Kebijaksanaan
👁 1 View
2019-05-15 11:45:57
Seorang master pulang ke desanya, di malam yang gelap, ia tiba di sebuah desa terpencil, dan di jalan setapak itu, penduduk desa datang dan pergi tanpa suara.
Ketika hendak meninggalkan desa itu, ia melihat setitik cahaya yang redup. Saat itu, seseorang yang berdiri di sampingnya berkata, “Orang buta itu berjalan ke sini.”
Sang Master itu bingung. Orang yang sepasang matanya tidak bisa melihat, tidak memiliki konsep siang dan malam, dia tidak dapat melihat bunga bersemi dan layu, tidak dapat melihat gunung-gunung dan aliran sungai, tidak dapat melihat wujud benda di dunia, bahkan tidak tahu seperti apa wujud dari cahaya itu, tapi mengapa dia membawa lentera, bukankah membingungkan dan konyol?

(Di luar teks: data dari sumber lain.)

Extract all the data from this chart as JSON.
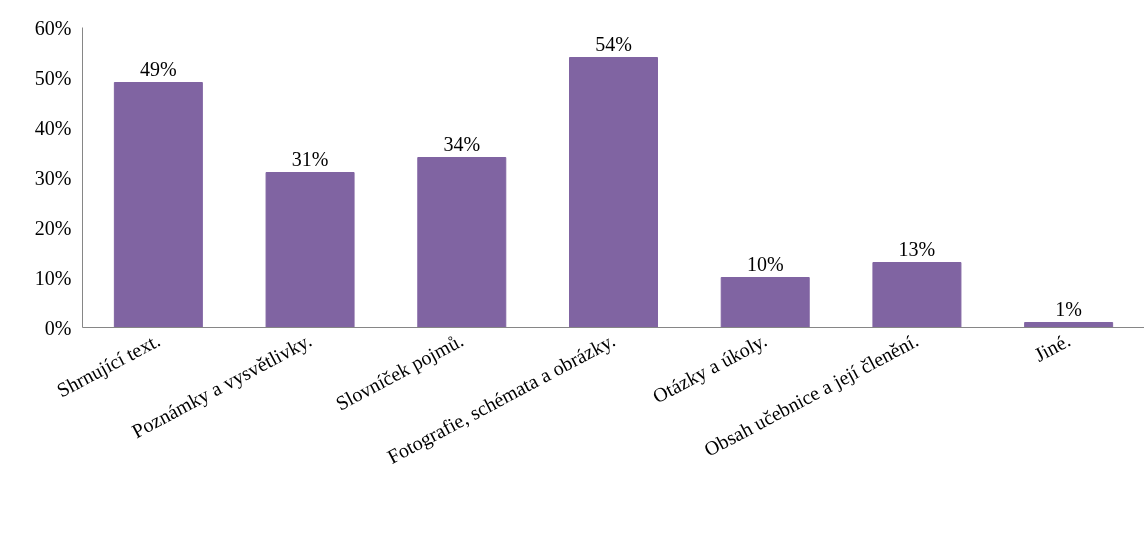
{
  "chart_data": {
    "type": "bar",
    "categories": [
      "Shrnující text.",
      "Poznámky a vysvětlivky.",
      "Slovníček pojmů.",
      "Fotografie, schémata a obrázky.",
      "Otázky a úkoly.",
      "Obsah učebnice a její členění.",
      "Jiné."
    ],
    "values": [
      49,
      31,
      34,
      54,
      10,
      13,
      1
    ],
    "value_labels": [
      "49%",
      "31%",
      "34%",
      "54%",
      "10%",
      "13%",
      "1%"
    ],
    "color": "#8064a2",
    "ylim": [
      0,
      60
    ],
    "yticks": [
      {
        "value": 0,
        "label": "0%"
      },
      {
        "value": 10,
        "label": "10%"
      },
      {
        "value": 20,
        "label": "20%"
      },
      {
        "value": 30,
        "label": "30%"
      },
      {
        "value": 40,
        "label": "40%"
      },
      {
        "value": 50,
        "label": "50%"
      },
      {
        "value": 60,
        "label": "60%"
      }
    ],
    "grid": false
  }
}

Cahaya lentera itu semakin dekat. Temaram lampu kuning dan redup itu perlahan-lahan menerangi sandal sang master.
Kemudian master itu bertanya : “Maaf, apa benar mata kakek tidak bisa melihat ?”
“Ya, sejak menginjakkan kaki ke dunia ini, saya sudah buta,”jawab si kakek.
Sang Master bertanya lagi : “Kalau memang kakek tidak bisa melihat apa pun, lalu kenapa kakek membawa lentera ?”
“Sekarang malam hari ya ? Saya dengar kalau tidak ada lampu penerang di malam hari, maka semua orang sama seperti saya, buta, karena itu, saya menyalakan lentera,”kata si kakek buta.
Sang master itu sepertinya mendapatkan pencerahan dan berkata : “Oh ternyata kakek membawa lentera ini untuk menerangi orang lain?”
Tapi kakek buta itu segera menimpali. “Bukan, (lentera) penerangan itu untuk saya sendiri.”
“Untuk kakek sendiri ? “ Sang Master itu pun bengong, merasa heran.
Kakek buta itu lalu bertanya kepada sang master, “Apakah Anda pernah ditabrak orang karena gelap gulita ?”
“Ya, barusan saya ditabrak, dua orang lagi yang menabrak saya,” jawab sang master.
Mendengar itu, kakek buta itu lalu berkata, “Tapi saya belum pernah ditabrak. Meski pun saya buta, tidak dapat melihat apa pun, tapi saya membawa lentera ini, selain menerangi orang lain, juga agar orang lain bisa melihat saya, dengan begitu, mereka tidak akan menabrak saya karena saya tidak bisa melihat.”
Mendengar kata-kata kakek buta, sang master yang mendengarnya dengan seksama itu tiba-tiba tercerahkan.
Ya benar, dengan menyalakan cahaya kehidupan sendiri, selain menerangi diri sendiri, juga menerangi orang lain :
Orang yang pintar, melihat ke depan secara membabi buta ; Orang yang bijak, segala sesuatu selalu melihat ke belakang ; orang pintar adalah sosok orang yang mengalahkan orang lain ; orang bijak mengalahkan dirinya sendiri.
Orang yang tidak baik padamu, tidak perlu terlalu kamu pikirkan, tidak ada siapa pun yang berkewajiban harus baik padamu.
Pengetahuan yang kamu pelajari, itu adalah senjata yang kamu miliki, kamu bisa mulai dari nol, tapi jangan sampai tidak punya senjata (pengetahuan/skill).
Bagaimana kamu memperlakukan orang lain, tidak berarti orang lain juga akan bersikap seperti dirimu, jika hal ini saja tidak bisa kamu pahami, maka hanya akan menambah beban pikiran padamu.
Banyak orang yang suka mempelajari “cara berbicara” agar bisa lebih terampil dan mudah dalam pergaulan sosial.
Sebenarnya, cara terbaik untuk berbicara, bukan belajar pintar berbicara, tapi bagaimana berperilaku.
Orang yang berbuat lebih baik, tulus, dimana meski gaya bahasanya kaku, semua orang juga akan suka karena perilakunya ; sebaliknya, jika hati tidak baik (berpikiran buruk), meski pintar berbicara dan bermulut manis, sehingga orang lain yang meski pun tertipu sementara juga tidak akan tertipu selamanya.
Jadi, ucapan adalah suara hati, artinya perasaan dan pemikiran seseorang dapat diketahui dari gaya/nada bicaranya, jadi belajar bicara itu jangan sampai kehilangan hakikatnya.